Stable Diffusion is an image generator based on the diffusion model, which has the following parameters:
sampling steps: The number of sampling steps, which determines the number of steps taken by the algorithm to generate the image. Increasing the number of sampling steps results in a smaller, more accurate image of the target, but it also increases the time it takes to generate the image.
ETA: Noise level, which controls how blurry the resulting image is. A higher ETA value results in a more blurry image, while a lower ETA value results in a sharper image.
sigma: Noise distribution, which controls the noise distribution of the generated image. A larger sigma value results in a more uniform distribution of image noise, while a smaller sigma value results in a more concentrated distribution of generated image noise.
seed: A random seed that controls the randomness of the generated image. Different seed values generate different images.
prompt: A text prompt that controls the content of the generated image. Different prompt values produce different images.
Stable Diffusion supports the following samplers:
Euler: Euler sampler is a classic sampler with high stability.
dDIMs: The DDIM sampler, is an improved Euler sampler with higher efficiency.
DPM2: DPM2 sampler, is a faster sampler, but may produce some aliasing.
DPM++:d PM++ sampler, is a faster sampler with higher quality.
The sampling steps parameter controls the number of steps taken by the algorithm to generate the image. Increasing the number of sampling steps results in a smaller, more accurate image of the target, but it also increases the time it takes to generate the image.
The ETA parameter controls how blurry the resulting image is. A higher ETA value results in a more blurry image, while a lower ETA value results in a sharper image.
The sigma parameter controls the noise distribution of the generated image. A larger sigma value results in a more uniform distribution of image noise, while a smaller sigma value results in a more concentrated distribution of generated image noise.
The seed parameter controls the randomness of the generated image. Different seed values generate different images.
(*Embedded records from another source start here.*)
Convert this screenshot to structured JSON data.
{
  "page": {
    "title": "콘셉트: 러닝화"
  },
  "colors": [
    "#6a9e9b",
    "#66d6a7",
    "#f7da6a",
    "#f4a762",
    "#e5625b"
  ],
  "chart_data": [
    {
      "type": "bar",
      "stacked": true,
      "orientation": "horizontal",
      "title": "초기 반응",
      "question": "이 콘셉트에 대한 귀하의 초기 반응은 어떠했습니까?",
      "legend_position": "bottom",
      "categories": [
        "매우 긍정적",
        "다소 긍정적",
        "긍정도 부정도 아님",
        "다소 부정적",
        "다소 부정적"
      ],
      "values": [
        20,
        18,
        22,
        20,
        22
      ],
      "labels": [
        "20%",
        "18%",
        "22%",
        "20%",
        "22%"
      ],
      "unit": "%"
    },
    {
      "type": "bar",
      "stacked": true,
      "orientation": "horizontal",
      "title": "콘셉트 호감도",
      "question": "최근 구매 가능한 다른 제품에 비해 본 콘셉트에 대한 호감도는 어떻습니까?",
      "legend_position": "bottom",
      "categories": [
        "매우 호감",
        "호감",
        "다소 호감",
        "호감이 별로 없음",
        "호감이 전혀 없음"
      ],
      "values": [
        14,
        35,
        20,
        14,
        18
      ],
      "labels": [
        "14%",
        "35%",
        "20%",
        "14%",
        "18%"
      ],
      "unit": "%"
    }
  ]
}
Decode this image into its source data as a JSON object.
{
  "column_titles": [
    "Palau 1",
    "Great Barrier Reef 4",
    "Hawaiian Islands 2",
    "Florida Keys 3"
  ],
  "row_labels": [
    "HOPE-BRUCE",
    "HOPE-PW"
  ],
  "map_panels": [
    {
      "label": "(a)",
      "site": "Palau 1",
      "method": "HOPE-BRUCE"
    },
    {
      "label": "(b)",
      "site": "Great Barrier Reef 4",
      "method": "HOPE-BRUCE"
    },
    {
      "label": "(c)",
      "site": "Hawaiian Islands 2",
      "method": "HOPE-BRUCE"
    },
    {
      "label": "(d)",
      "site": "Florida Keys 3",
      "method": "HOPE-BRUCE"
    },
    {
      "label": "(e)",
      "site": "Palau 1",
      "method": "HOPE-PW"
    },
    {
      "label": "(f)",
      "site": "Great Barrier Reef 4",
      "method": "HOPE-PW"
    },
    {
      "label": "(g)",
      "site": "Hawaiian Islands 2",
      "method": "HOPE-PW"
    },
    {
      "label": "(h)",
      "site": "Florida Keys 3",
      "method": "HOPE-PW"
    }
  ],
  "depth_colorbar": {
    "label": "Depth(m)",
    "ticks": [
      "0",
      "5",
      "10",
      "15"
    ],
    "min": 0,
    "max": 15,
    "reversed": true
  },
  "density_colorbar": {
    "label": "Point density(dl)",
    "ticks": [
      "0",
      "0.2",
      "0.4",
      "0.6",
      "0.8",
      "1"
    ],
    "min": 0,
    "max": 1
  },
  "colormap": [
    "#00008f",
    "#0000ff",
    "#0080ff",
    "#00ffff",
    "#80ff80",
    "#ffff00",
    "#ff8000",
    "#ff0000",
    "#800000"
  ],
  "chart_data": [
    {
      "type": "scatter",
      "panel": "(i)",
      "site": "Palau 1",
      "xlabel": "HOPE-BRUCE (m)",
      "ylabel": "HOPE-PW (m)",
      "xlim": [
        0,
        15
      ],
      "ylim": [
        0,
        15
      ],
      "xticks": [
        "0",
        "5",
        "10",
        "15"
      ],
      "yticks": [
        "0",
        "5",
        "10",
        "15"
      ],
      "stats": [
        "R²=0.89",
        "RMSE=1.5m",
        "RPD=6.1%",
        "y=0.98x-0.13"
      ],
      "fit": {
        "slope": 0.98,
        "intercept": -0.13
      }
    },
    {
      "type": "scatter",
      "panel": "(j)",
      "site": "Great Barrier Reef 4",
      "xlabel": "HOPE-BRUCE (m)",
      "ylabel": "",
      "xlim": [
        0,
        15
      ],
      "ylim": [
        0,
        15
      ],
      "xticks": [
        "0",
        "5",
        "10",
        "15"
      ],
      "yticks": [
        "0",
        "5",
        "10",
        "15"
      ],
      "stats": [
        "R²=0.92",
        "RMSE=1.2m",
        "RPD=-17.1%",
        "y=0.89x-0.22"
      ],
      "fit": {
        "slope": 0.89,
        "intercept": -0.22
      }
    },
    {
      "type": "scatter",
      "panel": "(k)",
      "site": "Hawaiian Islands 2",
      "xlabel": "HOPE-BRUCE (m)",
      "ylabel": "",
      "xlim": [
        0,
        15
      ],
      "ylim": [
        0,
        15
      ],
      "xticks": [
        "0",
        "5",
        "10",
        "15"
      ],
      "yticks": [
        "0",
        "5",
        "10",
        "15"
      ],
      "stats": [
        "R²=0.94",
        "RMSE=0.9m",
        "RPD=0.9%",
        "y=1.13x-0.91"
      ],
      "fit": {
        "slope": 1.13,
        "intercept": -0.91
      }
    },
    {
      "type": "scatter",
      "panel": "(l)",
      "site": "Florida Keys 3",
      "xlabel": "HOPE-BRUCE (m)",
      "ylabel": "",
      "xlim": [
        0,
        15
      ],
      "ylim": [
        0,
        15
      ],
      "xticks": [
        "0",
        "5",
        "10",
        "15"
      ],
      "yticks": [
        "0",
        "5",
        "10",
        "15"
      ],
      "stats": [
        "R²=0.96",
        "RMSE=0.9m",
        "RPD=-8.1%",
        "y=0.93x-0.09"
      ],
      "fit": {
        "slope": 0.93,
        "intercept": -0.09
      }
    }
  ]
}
The prompt parameter controls the content of the generated image. Different prompt values produce different images.
The Euler sampler is a classic sampler with high stability. It produces images by iteratively reducing noise at each step.
The DDIM sampler is an improved Euler sampler with higher efficiency. It generates an image by iteratively updating the noise distribution with each step.
The DPM2 sampler is a faster sampler but can produce some aliasing. It generates images by iteratively updating the noise distribution and image content with each step.
The DPM++ sampler is a faster sampler with higher quality. It generates images by iteratively updating the noise distribution, image content, and edges at each step.
In practical use, you can adjust these parameters according to your needs to generate images in different styles.
In Stable Diffusion, a sampler is an algorithm used to generate an image. The sampler needs to generate an image from noise, which can be understood as a random variable that represents the uncertainty in the image.
The louder the noise of the sampler, the blurrier the resulting image will be. This is because noise causes the pixel values in the image to change, which reduces the clarity of the image.
The less noise the sampler is, the sharper the image will be. This is because noise causes the pixel values in the image to change less, which improves the clarity of the image.
In practical use, you can adjust the noise level of the sampler as needed to produce different styles of images. For example, if you want to produce a blurry abstract image, you can use loud noise;If you want to produce a clear, realistic image, you can use less noise.
Let's say we want to draw a picture with a blank piece of paper. If we draw directly on a blank piece of paper, then the drawn image will be very clear. However, if we sprinkle some sand on a blank piece of paper and then draw on it, the drawn image will become blurry. This is because the sand obscures part of the white paper, which reduces the sharpness of the image.
The noise in the sampler is like sand sprinkled on a blank sheet of paper, which reduces the clarity of the image.